Molten plastic induced noncovalent interactions for tunable cellulose fast pyrolysis

Fast pyrolysis of lignocellulosic biomass is a promising approach for producing biofuels and renewable chemicals, but the resultant bio-oil quality and diverse product distributions limit its widespread adaptation. Concurrently, the accumulation of waste plastics in the environment, particularly polyolefin thermoplastics, is becoming a growing threat. Co-pyrolysis of biomass with hydrogen-rich thermoplastics has shown promise for producing high-quality bio-oils, presenting an attractive solution to waste management. However, a molecular-level understanding of the synergy of the two components in the molten phase during co-pyrolysis is still lacking. In this work, we report the discovery of catalytic and inhibitory effects on cellulose fast pyrolysis caused by noncovalent interactions (NCIs) induced by molten plastics. Our microreactor experiments demonstrated that selectivity toward cellulose-derived anhydrosugars, small oxygenates, or furans increased due to the presence of polyketone, polyethylene glycol, or polystyrene, respectively, which are three thermoplastics with distinct functional groups.
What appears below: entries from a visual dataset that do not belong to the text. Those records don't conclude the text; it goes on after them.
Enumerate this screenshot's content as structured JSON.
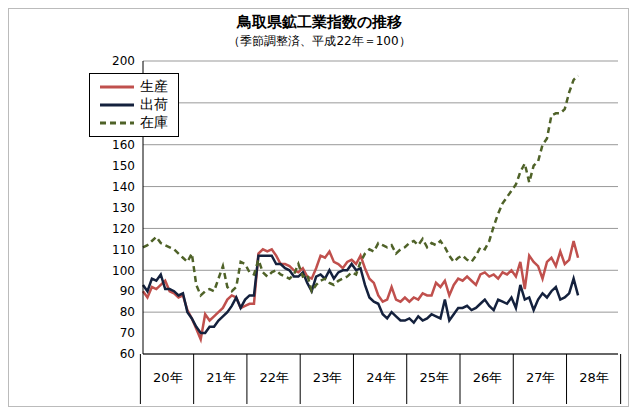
{
  "chart_data": {
    "type": "line",
    "title": "鳥取県鉱工業指数の推移",
    "subtitle": "（季節調整済、平成22年＝100）",
    "categories": [
      null,
      null,
      null,
      null,
      null,
      "20年",
      null,
      null,
      null,
      null,
      null,
      null,
      null,
      null,
      null,
      null,
      null,
      "21年",
      null,
      null,
      null,
      null,
      null,
      null,
      null,
      null,
      null,
      null,
      null,
      "22年",
      null,
      null,
      null,
      null,
      null,
      null,
      null,
      null,
      null,
      null,
      null,
      "23年",
      null,
      null,
      null,
      null,
      null,
      null,
      null,
      null,
      null,
      null,
      null,
      "24年",
      null,
      null,
      null,
      null,
      null,
      null,
      null,
      null,
      null,
      null,
      null,
      "25年",
      null,
      null,
      null,
      null,
      null,
      null,
      null,
      null,
      null,
      null,
      null,
      "26年",
      null,
      null,
      null,
      null,
      null,
      null,
      null,
      null,
      null,
      null,
      null,
      "27年",
      null,
      null,
      null,
      null,
      null,
      null,
      null,
      null,
      null,
      null,
      null,
      "28年",
      null,
      null,
      null,
      null,
      null,
      null
    ],
    "series": [
      {
        "name": "生産",
        "color": "#c0504d",
        "line_style": "solid",
        "marker": "none",
        "values": [
          90,
          87,
          92,
          91,
          93,
          95,
          90,
          89,
          87,
          88,
          81,
          77,
          72,
          67,
          79,
          76,
          78,
          80,
          82,
          86,
          88,
          87,
          82,
          83,
          84,
          84,
          108,
          110,
          109,
          110,
          107,
          103,
          103,
          102,
          100,
          99,
          101,
          97,
          96,
          101,
          107,
          106,
          109,
          104,
          103,
          101,
          104,
          105,
          103,
          107,
          101,
          96,
          94,
          88,
          85,
          86,
          92,
          86,
          85,
          87,
          85,
          87,
          86,
          89,
          88,
          88,
          94,
          92,
          95,
          88,
          93,
          96,
          95,
          97,
          95,
          93,
          98,
          99,
          97,
          98,
          96,
          99,
          98,
          100,
          97,
          104,
          91,
          107,
          104,
          102,
          96,
          104,
          106,
          102,
          109,
          103,
          105,
          114,
          106,
          null,
          null,
          null,
          null,
          null,
          null,
          null,
          null,
          null
        ]
      },
      {
        "name": "出荷",
        "color": "#14213d",
        "line_style": "solid",
        "marker": "none",
        "values": [
          93,
          90,
          96,
          95,
          98,
          91,
          91,
          90,
          88,
          89,
          80,
          77,
          73,
          70,
          70,
          73,
          73,
          76,
          78,
          80,
          83,
          87,
          82,
          86,
          88,
          88,
          107,
          107,
          107,
          107,
          103,
          103,
          101,
          100,
          97,
          97,
          99,
          94,
          90,
          97,
          98,
          96,
          100,
          96,
          99,
          100,
          100,
          103,
          100,
          101,
          93,
          87,
          85,
          84,
          79,
          77,
          80,
          78,
          76,
          76,
          77,
          75,
          78,
          76,
          77,
          79,
          78,
          77,
          86,
          76,
          79,
          82,
          82,
          83,
          81,
          82,
          84,
          86,
          83,
          81,
          86,
          85,
          84,
          87,
          82,
          93,
          86,
          87,
          81,
          86,
          89,
          87,
          90,
          92,
          86,
          87,
          89,
          96,
          88,
          null,
          null,
          null,
          null,
          null,
          null,
          null,
          null,
          null
        ]
      },
      {
        "name": "在庫",
        "color": "#4f6228",
        "line_style": "dashed",
        "marker": "none",
        "values": [
          111,
          112,
          114,
          116,
          113,
          112,
          111,
          110,
          108,
          106,
          104,
          108,
          93,
          88,
          90,
          91,
          90,
          96,
          102,
          92,
          90,
          92,
          104,
          103,
          99,
          98,
          105,
          99,
          97,
          99,
          100,
          98,
          97,
          96,
          98,
          103,
          97,
          98,
          90,
          93,
          95,
          96,
          94,
          93,
          95,
          96,
          97,
          99,
          98,
          104,
          108,
          110,
          109,
          113,
          112,
          111,
          112,
          108,
          110,
          111,
          113,
          114,
          112,
          115,
          111,
          113,
          112,
          114,
          111,
          107,
          104,
          106,
          107,
          105,
          104,
          107,
          111,
          110,
          114,
          121,
          127,
          132,
          135,
          138,
          141,
          147,
          151,
          142,
          150,
          152,
          160,
          163,
          174,
          175,
          175,
          177,
          185,
          191,
          193,
          null,
          null,
          null,
          null,
          null,
          null,
          null,
          null,
          null
        ]
      }
    ],
    "ylim": [
      60,
      200
    ],
    "yticks": [
      60,
      70,
      80,
      90,
      100,
      110,
      120,
      130,
      140,
      150,
      160,
      170,
      180,
      190,
      200
    ],
    "grid": true,
    "legend": "top-left"
  }
}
Density functional theory calculations reveal that key cellulose pyrolysis pathways leading to major products are catalyzed or inhibited due to perturbations of transition state geometries and partial charges caused by the NCIs induced by plastic functional groups. This discovery offers insights and opportunities for tuning cellulose fast pyrolysis via NCIs using a new family of unconventional molten plastic catalysts or inhibitors. Waste plastics as catalysts: functional groups in molten plastics induce noncovalent interactions, selectively catalyzing the formation of bio-based chemicals during cellulose fast pyrolysis.

Automated summary

This study reveals the catalytic and inhibitory effects on cellulose fast pyrolysis induced by noncovalent interactions (NCIs) caused by molten plastics. Different functional groups in plastics catalyze or inhibit key cellulose pyrolysis pathways, leading to increased selectivity towards bio-based chemicals. This discovery offers insights and opportunities for tuning cellulose fast pyrolysis via NCIs using molten plastic catalysts or inhibitors.